The National Association of Hispanic Journalists have selected “War in the Honduran forests/Guerra en los bosques de Honduras” by Eva Sanchis, of El Diario/La Prensa, as the winner of the 2008 Martínez-Márquez Award for Latin American Reporting.

In a series of three articles, Sanchis profiles the clandestine logging that is destroying environmentally protected pine and hardwood forests in eastern Honduras, and the life and death struggles of hundreds of peasants and indigenous people who stood up to logging interests, corrupt government officials, and narco-traffickers in order to save their homes, woods and livelihoods.

After winning a fellowship to the International Reporting Project at Johns Hopkins University to prepare this project, Sanchis spent almost two months traveling through Honduras to document the bloodshed, violence and corruption associated with illegal logging. Once in the United States, she reunited with some of these peasants who were forced to go into exile escaping from this violence. According to the judges…“this impressive package on such a critical issue facing Honduras was well-researched, with striking photography and strong graphics. The U.S. mainstream press has long ignored the plight of murdered Honduran environmentalists who died fighting to stop the illegal lumber trade.”

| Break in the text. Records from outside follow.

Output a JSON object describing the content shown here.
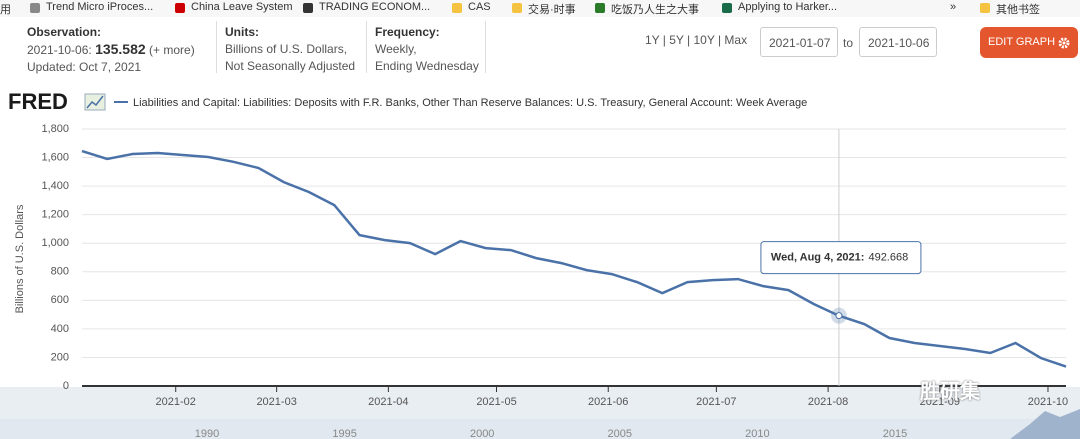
{
  "bookmarks": [
    "用",
    "Trend Micro iProces...",
    "China Leave System",
    "TRADING ECONOM...",
    "CAS",
    "交易·时事",
    "吃饭乃人生之大事",
    "Applying to Harker...",
    "»",
    "其他书签"
  ],
  "header": {
    "observation_title": "Observation:",
    "observation_date": "2021-10-06:",
    "more": "(+ more)",
    "updated": "Updated: Oct 7, 2021",
    "units_title": "Units:",
    "units_lines": [
      "Billions of U.S. Dollars,",
      "Not Seasonally Adjusted"
    ],
    "frequency_title": "Frequency:",
    "frequency_lines": [
      "Weekly,",
      "Ending Wednesday"
    ],
    "ranges": "1Y | 5Y | 10Y | Max",
    "date_from": "2021-01-07",
    "to": "to",
    "date_to": "2021-10-06",
    "edit": "EDIT GRAPH"
  },
  "brand": "FRED",
  "watermark": "胜研集",
  "navigator": {
    "labels": [
      "1990",
      "1995",
      "2000",
      "2005",
      "2010",
      "2015"
    ]
  },
  "chart_data": {
    "type": "line",
    "ylabel": "Billions of U.S. Dollars",
    "x": [
      "2021-01-06",
      "2021-01-13",
      "2021-01-20",
      "2021-01-27",
      "2021-02-03",
      "2021-02-10",
      "2021-02-17",
      "2021-02-24",
      "2021-03-03",
      "2021-03-10",
      "2021-03-17",
      "2021-03-24",
      "2021-03-31",
      "2021-04-07",
      "2021-04-14",
      "2021-04-21",
      "2021-04-28",
      "2021-05-05",
      "2021-05-12",
      "2021-05-19",
      "2021-05-26",
      "2021-06-02",
      "2021-06-09",
      "2021-06-16",
      "2021-06-23",
      "2021-06-30",
      "2021-07-07",
      "2021-07-14",
      "2021-07-21",
      "2021-07-28",
      "2021-08-04",
      "2021-08-11",
      "2021-08-18",
      "2021-08-25",
      "2021-09-01",
      "2021-09-08",
      "2021-09-15",
      "2021-09-22",
      "2021-09-29",
      "2021-10-06"
    ],
    "series": [
      {
        "name": "Liabilities and Capital: Liabilities: Deposits with F.R. Banks, Other Than Reserve Balances: U.S. Treasury, General Account: Week Average",
        "color": "#4a72a8",
        "values": [
          1645,
          1590,
          1625,
          1632,
          1618,
          1604,
          1570,
          1527,
          1428,
          1358,
          1267,
          1057,
          1022,
          1001,
          924,
          1015,
          966,
          952,
          896,
          861,
          812,
          784,
          728,
          651,
          728,
          742,
          749,
          700,
          672,
          574,
          492.668,
          434,
          336,
          301,
          280,
          259,
          231,
          301,
          196,
          135.582
        ]
      }
    ],
    "xlim": [
      "2021-01-06",
      "2021-10-06"
    ],
    "xticks": [
      {
        "value": "2021-02-01",
        "label": "2021-02"
      },
      {
        "value": "2021-03-01",
        "label": "2021-03"
      },
      {
        "value": "2021-04-01",
        "label": "2021-04"
      },
      {
        "value": "2021-05-01",
        "label": "2021-05"
      },
      {
        "value": "2021-06-01",
        "label": "2021-06"
      },
      {
        "value": "2021-07-01",
        "label": "2021-07"
      },
      {
        "value": "2021-08-01",
        "label": "2021-08"
      },
      {
        "value": "2021-09-01",
        "label": "2021-09"
      },
      {
        "value": "2021-10-01",
        "label": "2021-10"
      }
    ],
    "ylim": [
      0,
      1800
    ],
    "yticks": [
      0,
      200,
      400,
      600,
      800,
      {
        "value": 1000,
        "label": "1,000"
      },
      {
        "value": 1200,
        "label": "1,200"
      },
      {
        "value": 1400,
        "label": "1,400"
      },
      {
        "value": 1600,
        "label": "1,600"
      },
      {
        "value": 1800,
        "label": "1,800"
      }
    ],
    "grid": true,
    "tooltip": {
      "x": "2021-08-04",
      "label": "Wed, Aug 4, 2021:",
      "value": 492.668
    }
  }
}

“The ‘War in the Honduran forests/Guerra en los bosques de Honduras’ by Eva Sanchis is a sterling example of a new global journalism that reflects the challenges and opportunities of a globalized world. It draws a straight line between violence against peasants in a poor, rural corner of Honduras and the forest of McMansions that dot our suburbs,” says Alberto Vourvoulias-Bush, Executive Editor of El Diario/La Prensa. “We could not be more proud of Eva and her work.”

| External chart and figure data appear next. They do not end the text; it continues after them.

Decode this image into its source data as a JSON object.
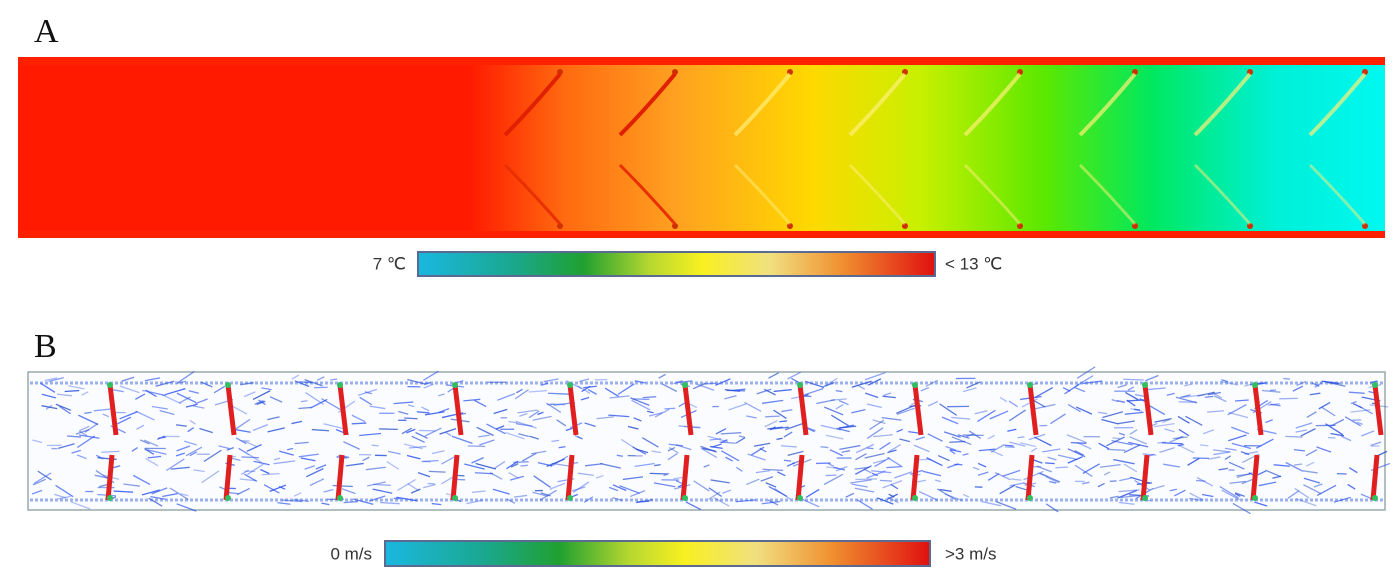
{
  "panels": [
    {
      "label": "A",
      "colorbar": {
        "min_label": "7 ℃",
        "max_label": "< 13 ℃"
      }
    },
    {
      "label": "B",
      "colorbar": {
        "min_label": "0 m/s",
        "max_label": ">3 m/s"
      }
    }
  ]
}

“I am grateful to the National Association of Hispanic Journalists for recognizing the importance of this project. I hope that this draws needed attention to the poverty and the violence inflicted on peasant and indigenous communities of Honduras as a result of illegal logging –a traffic that can be stopped though more effective regulation of wood imports into the United States and a greater awareness on the part of consumers” says Eva Sanchis, Metro Editor of El Diario/La Prensa.